E allora, chiaramente, più che indugiare in stupidi nomignoli che vanno forti nelle ultime settimane – da «folletto» in giù – si dovrebbe ragionare su quante lezioni Corsi abbia davvero fatto proprie, usando quanto compreso in profondità, nei tessuti cioè del proprio essere artista, attraverso la curiosità, l’indagine e un intenso uso della fantasia, e rendersi conto da quanto tempo mancasse in Italia, sui grandi palchi, una simile visione autonoma, figlia delle lezioni imparate davvero nel praticare la canzone, la scrittura, il fare musica ben al di là del tipo di risultato artistico.
Ridicolo è allora pensare che quella di Corsi sia la vittoria del cantautorato, questo successo non racconta che i cantautori vincono sulla trap o che in realtà ci manca tanto Francesco Guccini, ma ci mostra quanto manchi un certo modus operandi, l’unico che per decenni i musicisti hanno usato per fare musica.
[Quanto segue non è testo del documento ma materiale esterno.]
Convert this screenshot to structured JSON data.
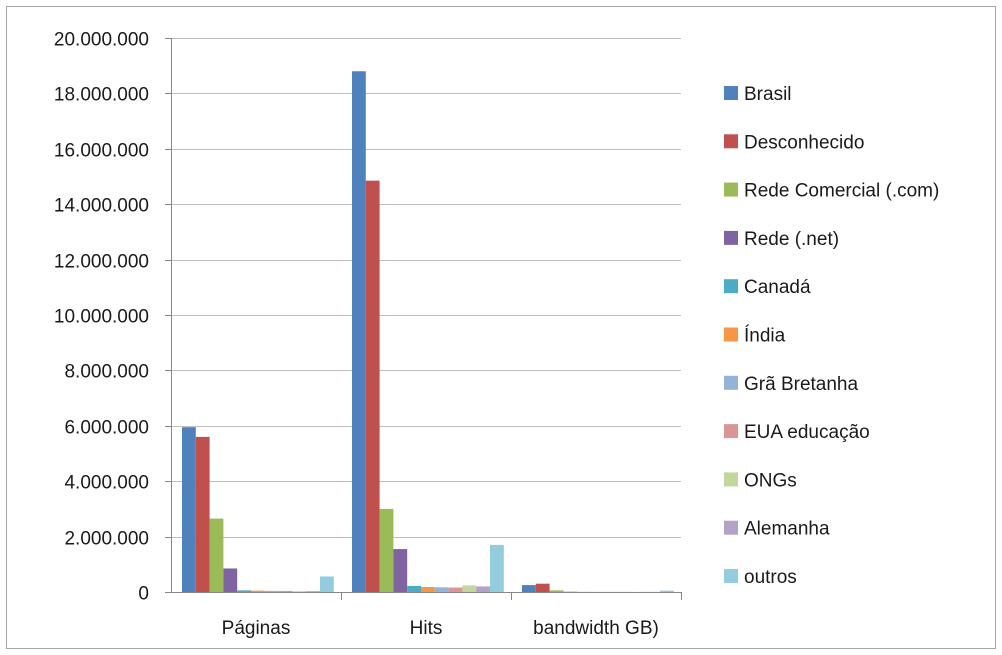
{
  "chart_data": {
    "type": "bar",
    "title": "",
    "xlabel": "",
    "ylabel": "",
    "categories": [
      "Páginas",
      "Hits",
      "bandwidth GB)"
    ],
    "ylim": [
      0,
      20000000
    ],
    "yticks": [
      0,
      2000000,
      4000000,
      6000000,
      8000000,
      10000000,
      12000000,
      14000000,
      16000000,
      18000000,
      20000000
    ],
    "ytick_labels": [
      "0",
      "2.000.000",
      "4.000.000",
      "6.000.000",
      "8.000.000",
      "10.000.000",
      "12.000.000",
      "14.000.000",
      "16.000.000",
      "18.000.000",
      "20.000.000"
    ],
    "grid": true,
    "legend_position": "right",
    "series": [
      {
        "name": "Brasil",
        "color": "#4f81bd",
        "values": [
          5950000,
          18800000,
          250000
        ]
      },
      {
        "name": "Desconhecido",
        "color": "#c0504d",
        "values": [
          5600000,
          14850000,
          300000
        ]
      },
      {
        "name": "Rede Comercial (.com)",
        "color": "#9bbb59",
        "values": [
          2650000,
          3000000,
          60000
        ]
      },
      {
        "name": "Rede (.net)",
        "color": "#8064a2",
        "values": [
          850000,
          1550000,
          10000
        ]
      },
      {
        "name": "Canadá",
        "color": "#4bacc6",
        "values": [
          60000,
          220000,
          5000
        ]
      },
      {
        "name": "Índia",
        "color": "#f79646",
        "values": [
          50000,
          180000,
          5000
        ]
      },
      {
        "name": "Grã Bretanha",
        "color": "#95b3d7",
        "values": [
          40000,
          170000,
          5000
        ]
      },
      {
        "name": "EUA educação",
        "color": "#d99694",
        "values": [
          40000,
          160000,
          5000
        ]
      },
      {
        "name": "ONGs",
        "color": "#c3d69b",
        "values": [
          30000,
          240000,
          5000
        ]
      },
      {
        "name": "Alemanha",
        "color": "#b2a2c7",
        "values": [
          30000,
          200000,
          5000
        ]
      },
      {
        "name": "outros",
        "color": "#93cddd",
        "values": [
          560000,
          1700000,
          50000
        ]
      }
    ]
  }
}
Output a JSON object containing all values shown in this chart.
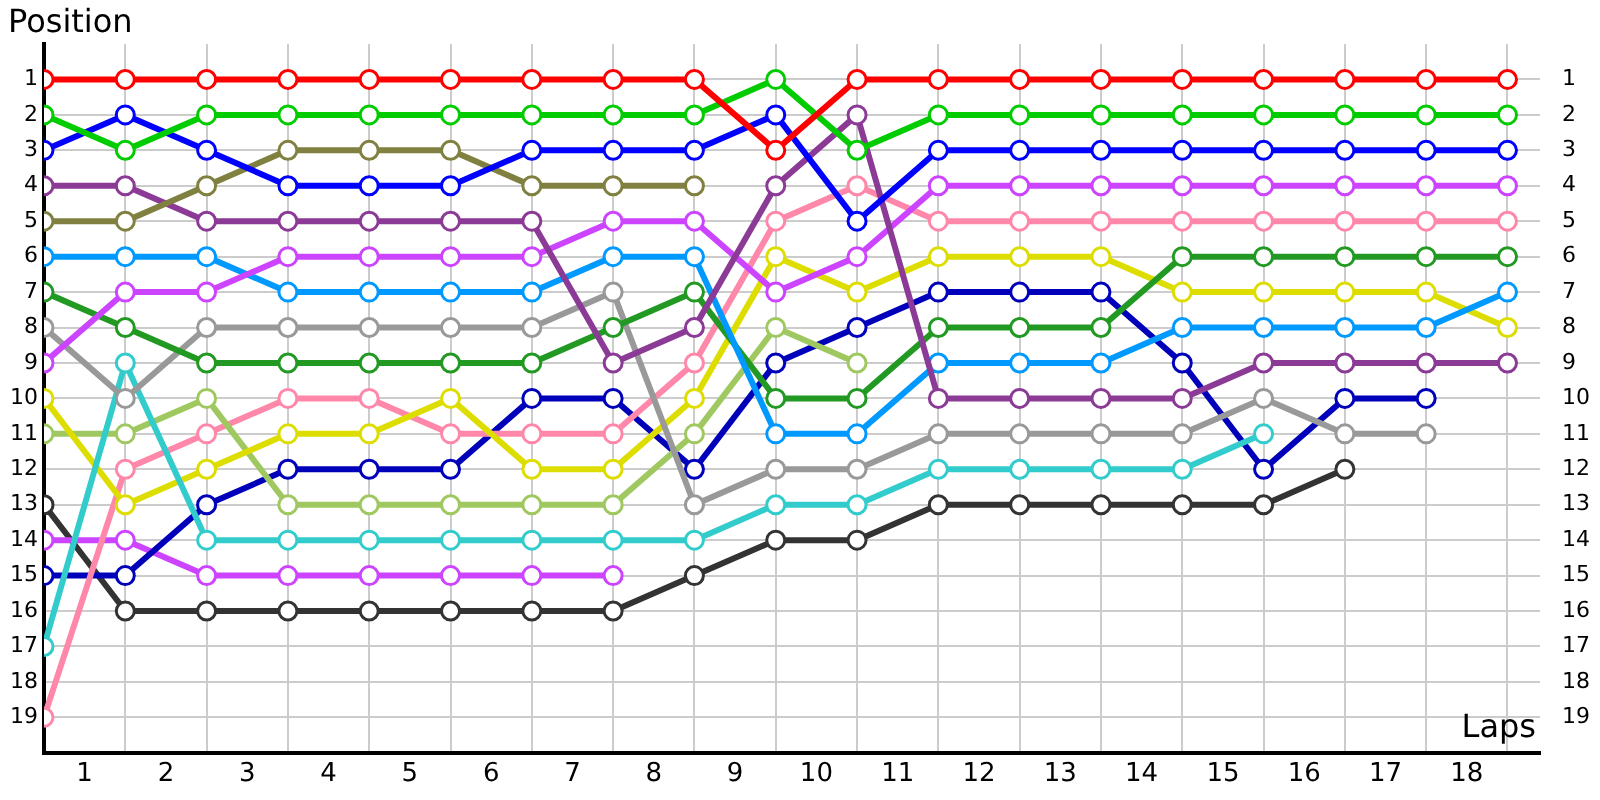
{
  "chart_data": {
    "type": "line",
    "xlabel": "Laps",
    "ylabel": "Position",
    "x": [
      0,
      1,
      2,
      3,
      4,
      5,
      6,
      7,
      8,
      9,
      10,
      11,
      12,
      13,
      14,
      15,
      16,
      17,
      18
    ],
    "xlim": [
      0,
      18.4
    ],
    "xticks": [
      {
        "value": 0,
        "label": null
      },
      {
        "value": 0.5,
        "label": "1"
      },
      {
        "value": 1,
        "label": null
      },
      {
        "value": 1.5,
        "label": "2"
      },
      {
        "value": 2,
        "label": null
      },
      {
        "value": 2.5,
        "label": "3"
      },
      {
        "value": 3,
        "label": null
      },
      {
        "value": 3.5,
        "label": "4"
      },
      {
        "value": 4,
        "label": null
      },
      {
        "value": 4.5,
        "label": "5"
      },
      {
        "value": 5,
        "label": null
      },
      {
        "value": 5.5,
        "label": "6"
      },
      {
        "value": 6,
        "label": null
      },
      {
        "value": 6.5,
        "label": "7"
      },
      {
        "value": 7,
        "label": null
      },
      {
        "value": 7.5,
        "label": "8"
      },
      {
        "value": 8,
        "label": null
      },
      {
        "value": 8.5,
        "label": "9"
      },
      {
        "value": 9,
        "label": null
      },
      {
        "value": 9.5,
        "label": "10"
      },
      {
        "value": 10,
        "label": null
      },
      {
        "value": 10.5,
        "label": "11"
      },
      {
        "value": 11,
        "label": null
      },
      {
        "value": 11.5,
        "label": "12"
      },
      {
        "value": 12,
        "label": null
      },
      {
        "value": 12.5,
        "label": "13"
      },
      {
        "value": 13,
        "label": null
      },
      {
        "value": 13.5,
        "label": "14"
      },
      {
        "value": 14,
        "label": null
      },
      {
        "value": 14.5,
        "label": "15"
      },
      {
        "value": 15,
        "label": null
      },
      {
        "value": 15.5,
        "label": "16"
      },
      {
        "value": 16,
        "label": null
      },
      {
        "value": 16.5,
        "label": "17"
      },
      {
        "value": 17,
        "label": null
      },
      {
        "value": 17.5,
        "label": "18"
      },
      {
        "value": 18,
        "label": null
      }
    ],
    "ylim": [
      20,
      0
    ],
    "yticks": [
      1,
      2,
      3,
      4,
      5,
      6,
      7,
      8,
      9,
      10,
      11,
      12,
      13,
      14,
      15,
      16,
      17,
      18,
      19
    ],
    "y2lim": [
      20,
      0
    ],
    "y2ticks": [
      1,
      2,
      3,
      4,
      5,
      6,
      7,
      8,
      9,
      10,
      11,
      12,
      13,
      14,
      15,
      16,
      17,
      18,
      19
    ],
    "grid": true,
    "marker": "circle",
    "line_style": "solid",
    "series": [
      {
        "color": "#ff0000",
        "values": [
          1,
          1,
          1,
          1,
          1,
          1,
          1,
          1,
          1,
          3,
          1,
          1,
          1,
          1,
          1,
          1,
          1,
          1,
          1
        ]
      },
      {
        "color": "#00cc00",
        "values": [
          2,
          3,
          2,
          2,
          2,
          2,
          2,
          2,
          2,
          1,
          3,
          2,
          2,
          2,
          2,
          2,
          2,
          2,
          2
        ]
      },
      {
        "color": "#0000ff",
        "values": [
          3,
          2,
          3,
          4,
          4,
          4,
          3,
          3,
          3,
          2,
          5,
          3,
          3,
          3,
          3,
          3,
          3,
          3,
          3
        ]
      },
      {
        "color": "#808040",
        "values": [
          5,
          5,
          4,
          3,
          3,
          3,
          4,
          4,
          4,
          null,
          null,
          null,
          null,
          null,
          null,
          null,
          null,
          null,
          null
        ]
      },
      {
        "color": "#8b3a96",
        "values": [
          4,
          4,
          5,
          5,
          5,
          5,
          5,
          9,
          8,
          4,
          2,
          10,
          10,
          10,
          10,
          9,
          9,
          9,
          9
        ]
      },
      {
        "color": "#cc44ff",
        "values": [
          9,
          7,
          7,
          6,
          6,
          6,
          6,
          5,
          5,
          7,
          6,
          4,
          4,
          4,
          4,
          4,
          4,
          4,
          4
        ]
      },
      {
        "color": "#0099ff",
        "values": [
          6,
          6,
          6,
          7,
          7,
          7,
          7,
          6,
          6,
          11,
          11,
          9,
          9,
          9,
          8,
          8,
          8,
          8,
          7
        ]
      },
      {
        "color": "#229922",
        "values": [
          7,
          8,
          9,
          9,
          9,
          9,
          9,
          8,
          7,
          10,
          10,
          8,
          8,
          8,
          6,
          6,
          6,
          6,
          6
        ]
      },
      {
        "color": "#999999",
        "values": [
          8,
          10,
          8,
          8,
          8,
          8,
          8,
          7,
          13,
          12,
          12,
          11,
          11,
          11,
          11,
          10,
          11,
          11,
          null
        ]
      },
      {
        "color": "#33cccc",
        "values": [
          17,
          9,
          14,
          14,
          14,
          14,
          14,
          14,
          14,
          13,
          13,
          12,
          12,
          12,
          12,
          11,
          null,
          null,
          null
        ]
      },
      {
        "color": "#dddd00",
        "values": [
          10,
          13,
          12,
          11,
          11,
          10,
          12,
          12,
          10,
          6,
          7,
          6,
          6,
          6,
          7,
          7,
          7,
          7,
          8
        ]
      },
      {
        "color": "#a0c860",
        "values": [
          11,
          11,
          10,
          13,
          13,
          13,
          13,
          13,
          11,
          8,
          9,
          null,
          null,
          null,
          null,
          null,
          null,
          null,
          null
        ]
      },
      {
        "color": "#ff88aa",
        "values": [
          19,
          12,
          11,
          10,
          10,
          11,
          11,
          11,
          9,
          5,
          4,
          5,
          5,
          5,
          5,
          5,
          5,
          5,
          5
        ]
      },
      {
        "color": "#0000bb",
        "values": [
          15,
          15,
          13,
          12,
          12,
          12,
          10,
          10,
          12,
          9,
          8,
          7,
          7,
          7,
          9,
          12,
          10,
          10,
          null
        ]
      },
      {
        "color": "#cc44ff",
        "values": [
          14,
          14,
          15,
          15,
          15,
          15,
          15,
          15,
          null,
          null,
          null,
          null,
          null,
          null,
          null,
          null,
          null,
          null,
          null
        ]
      },
      {
        "color": "#333333",
        "values": [
          13,
          16,
          16,
          16,
          16,
          16,
          16,
          16,
          15,
          14,
          14,
          13,
          13,
          13,
          13,
          13,
          12,
          null,
          null
        ]
      }
    ]
  }
}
L’esplosione di Lucio Corsi mostra che quando sui grandi palchi sale un talento vero, cioè non ideato da una major usando gli strumenti dell’economia al posto di quelli dell’arte, qualcuno che, anziché sedersi senza esperienze al tavolo del potere e circondarsi di shooting, fotografi, stylist e coccole social, ha da sempre scelto di sedersi al pianoforte e suonare dal vivo ovunque potesse, quel talento colpisce tutti, non risparmia neppure i distratti, chi curioso quotidianamente non è stato mai, chi ha visto passare ma non si è fermato prima perché ancora non aveva davanti il «folletto» con un milione di follower su Instagram.
Il futuro
Non dimentichiamo però che quella di queste ultime settimane è anche una storia di trascuratezza o persino grande negligenza nella visione, non tanto quella dei telespettatori di uno show televisivo travestito da spazio per la musica, ma quella di giornalisti da prima serata e grandi testate, di addetti ai lavori, di colleghi dello stesso Corsi.
Possibile che Sanremo sia l’unico spazio che spinga costoro a portare attenzione e sguardo accurato su qualcosa di tanto evidentemente significativo dal punto di vista artistico? Possibile che solo il carro del vincitore abbia concesso lo spazio per salire a bordo quando una navicella spaziale spaziosa era pronta da un pezzo? Possibile che chi dovrebbe arrivare prima, fare ricerca, lavorare per mostrare a tutti ciò che vale la pena conoscere, in quindici anni se ne sia stato più o meno a nicchiare?
Per Lucio Corsi il meglio deve ancora venire, perché è sui palchi, live, in tour che la sua cifra ora famosa trova espressione completa e affinata, ma su queste assenze sì, vale davvero la pena ragionare, in un paese dove gli spazi per la musica fatta come la concepiscono Corsi e ogni musicista del reale e non del reality sono sempre meno e dove l’unica risorsa per affermarsi sembra essere il timbro di qualità della tv di Mara Venier.